President Donald Trump used his first presidential appearance before the nation's largest gathering of conservative activists on Friday to sharply escalate his criticisms of the news media and take direct aim at the use of anonymous sources. Reporters "shouldn't be allowed to use sources unless they use somebody's name," he declared, just hours after members of his own staff held a press briefing and refused to allow their names to be used.

"A source says that Donald Trump is a horrible, horrible human being, let them say it to my face," Trump told the Conservative Political Action Committee. "Let there be no more sources."

Members of Trump's White House team regularly demand anonymity when talking to reporters. Trump said he wasn't against all the press, just "the fake news media or press."

"I'm against the people that make up stories and make up sources," he said. "They shouldn't be allowed to use sources unless they use somebody's name."

It was a triumphal return to CPAC for Trump, warmly welcomed by a crowd that gave him a more wary reception on his first appearance.

Six years ago he stepped to the stage as the "money, money, money, money" chorus of his reality TV show theme song blared. The crowd was less than adoring, occasionally laughing and booing the former Democrat.

Although Trump returned in ensuing years, he was notably absent last year. American Conservative Union chairman Matt Schlapp said the presidential candidates were asked to participate in a question-and-answer session, but Trump had wanted to make a speech.

He did show up in 2015, however, a few months before he announced his candidacy.

"I am really inclined. I want to do it so badly," Trump said about the likelihood he'd run.

CPAC in Maryland Jim Lo Scalzo / EPA

Joshua Platillero chats with Kaitlyn Dillingham at the 44th Annual Conservative Political Action Conference (CPAC) at the Gaylord National Resort & Convention Center in National Harbor, Md., on Feb. 23, 2017.

Joshua Platillero chats with Kaitlyn Dillingham at the 44th Annual Conservative Political Action Conference (CPAC) at the Gaylord National Resort & Convention Center in National Harbor, Md., on Feb. 23, 2017.

(Jim Lo Scalzo / EPA)

Now, CPAC is largely the Trump show — "TPAC," White House counselor Kellyanne Conway called it.

Schlapp said Trump will be the first president to address the group during his first year in office since Ronald Reagan in 1981. He called that a "huge sign of respect."

In his first appearance, Trump tried to burnish his conservative credentials with assertions that he is prolife and anti-gun control, while heaping praise on himself and his business acumen.

And he appeared to test-drive the "make America great again" phrase that would become his 2016 presidential campaign slogan. "Our country will be great again," he said. He trademarked that phrase in 2012, just after Mitt Romney lost to Obama.

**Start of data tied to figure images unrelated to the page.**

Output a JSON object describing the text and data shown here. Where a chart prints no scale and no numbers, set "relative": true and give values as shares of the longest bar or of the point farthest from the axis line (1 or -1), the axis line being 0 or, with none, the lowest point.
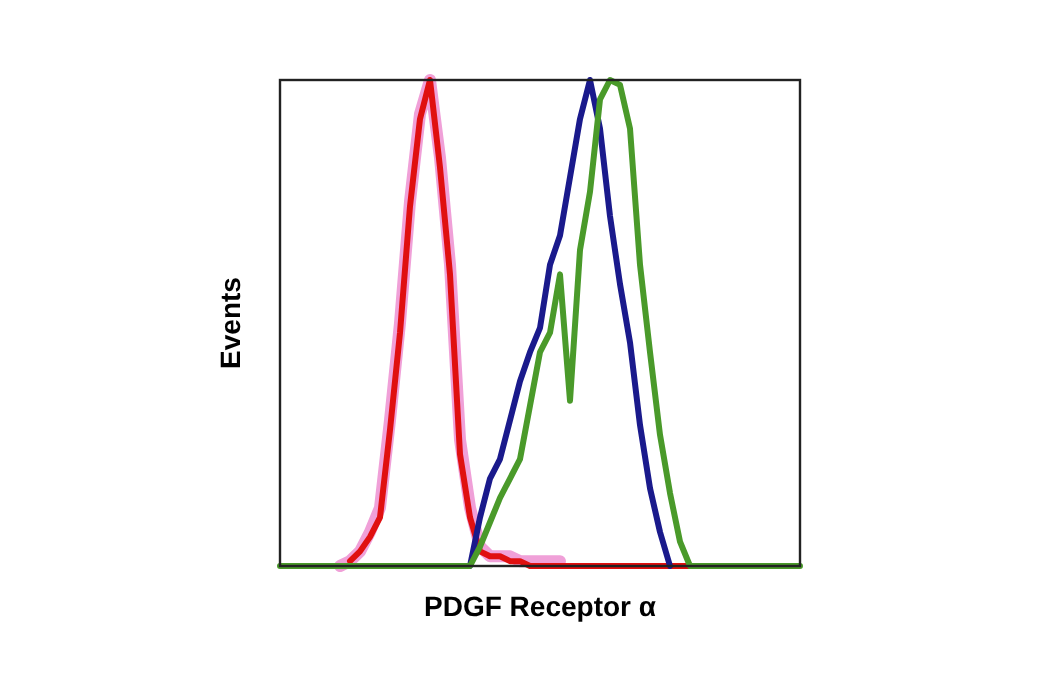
{
  "chart_data": {
    "type": "line",
    "relative": true,
    "xlabel": "PDGF Receptor α",
    "ylabel": "Events",
    "categories": [
      null,
      null,
      null,
      null,
      null,
      null,
      null,
      null,
      null,
      null,
      null,
      null,
      null,
      null,
      null,
      null,
      null,
      null,
      null,
      null,
      null,
      null,
      null,
      null,
      null,
      null,
      null,
      null,
      null,
      null,
      null,
      null,
      null,
      null,
      null,
      null,
      null,
      null,
      null,
      null,
      null,
      null,
      null,
      null,
      null,
      null,
      null,
      null,
      null,
      null,
      null,
      null,
      null
    ],
    "series": [
      {
        "color": "#f0a0d8",
        "values": [
          null,
          null,
          null,
          null,
          null,
          null,
          0,
          0.01,
          0.03,
          0.07,
          0.12,
          0.3,
          0.5,
          0.75,
          0.93,
          1.0,
          0.84,
          0.62,
          0.26,
          0.12,
          0.04,
          0.02,
          0.02,
          0.02,
          0.01,
          0.01,
          0.01,
          0.01,
          0.01,
          null,
          null,
          null,
          null,
          null,
          null,
          null,
          null,
          null,
          null,
          null,
          null,
          null,
          null,
          null,
          null,
          null,
          null,
          null,
          null,
          null,
          null,
          null,
          null
        ]
      },
      {
        "color": "#e01010",
        "values": [
          null,
          null,
          null,
          null,
          null,
          null,
          null,
          0.01,
          0.03,
          0.06,
          0.1,
          0.28,
          0.48,
          0.74,
          0.92,
          1.0,
          0.82,
          0.6,
          0.23,
          0.1,
          0.03,
          0.02,
          0.02,
          0.01,
          0.01,
          0,
          0,
          0,
          0,
          0,
          0,
          0,
          0,
          0,
          0,
          0,
          0,
          0,
          0,
          0,
          0,
          0,
          0,
          null,
          null,
          null,
          null,
          null,
          null,
          null,
          null,
          null,
          null
        ]
      },
      {
        "color": "#1a1a8c",
        "values": [
          null,
          null,
          null,
          null,
          null,
          null,
          null,
          null,
          null,
          null,
          null,
          null,
          null,
          null,
          null,
          null,
          null,
          null,
          null,
          0,
          0.1,
          0.18,
          0.22,
          0.3,
          0.38,
          0.44,
          0.49,
          0.62,
          0.68,
          0.8,
          0.92,
          1.0,
          0.9,
          0.72,
          0.58,
          0.46,
          0.29,
          0.16,
          0.07,
          0,
          null,
          null,
          null,
          null,
          null,
          null,
          null,
          null,
          null,
          null,
          null,
          null,
          null
        ]
      },
      {
        "color": "#4a9a2a",
        "values": [
          0,
          0,
          0,
          0,
          0,
          0,
          0,
          0,
          0,
          0,
          0,
          0,
          0,
          0,
          0,
          0,
          0,
          0,
          0,
          0,
          0.04,
          0.09,
          0.14,
          0.18,
          0.22,
          0.33,
          0.44,
          0.48,
          0.6,
          0.34,
          0.65,
          0.77,
          0.96,
          1.0,
          0.99,
          0.9,
          0.62,
          0.44,
          0.27,
          0.15,
          0.05,
          0,
          0,
          0,
          0,
          0,
          0,
          0,
          0,
          0,
          0,
          0,
          0
        ]
      }
    ]
  }
}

He told the skeptical crowd: "I have a reputation for telling it like it is. I'm known for my candor."

An angry audience member shouted: "You have zero chance of getting elected."

Trump also vowed again to deport immigrants in the U.S. illegally who have committed crimes, telling the gather that ""as we speak today, immigration officers are finding gang members, drug dealers and criminal aliens and throwing them the hell out."

His declaration comes the day after he and one of his Cabinet secretaries offered clashing takes on the nature of the deportation push.

Homeland Security Secretary John Kelly pledged in Mexico that the United States won't enlist its military to enforce immigration laws and that there will be "no mass deportations."

But only hours earlier Trump suggested the opposite, saying it would be a "military operation."

Press secretary Sean Spicer later said Trump used "military" as an adjective and was stressing "precision."

Trump said he inherited a "failed health care law" which threatens the nation's medical system with "total catastrophe.""Obamacare" doesn't work and it covers "very few people," Trump said, even though the 2010 health law has provided medical insurance to 20 million Americans. The president says he and the GOP-led Congress will "make it much better" and "less expensive."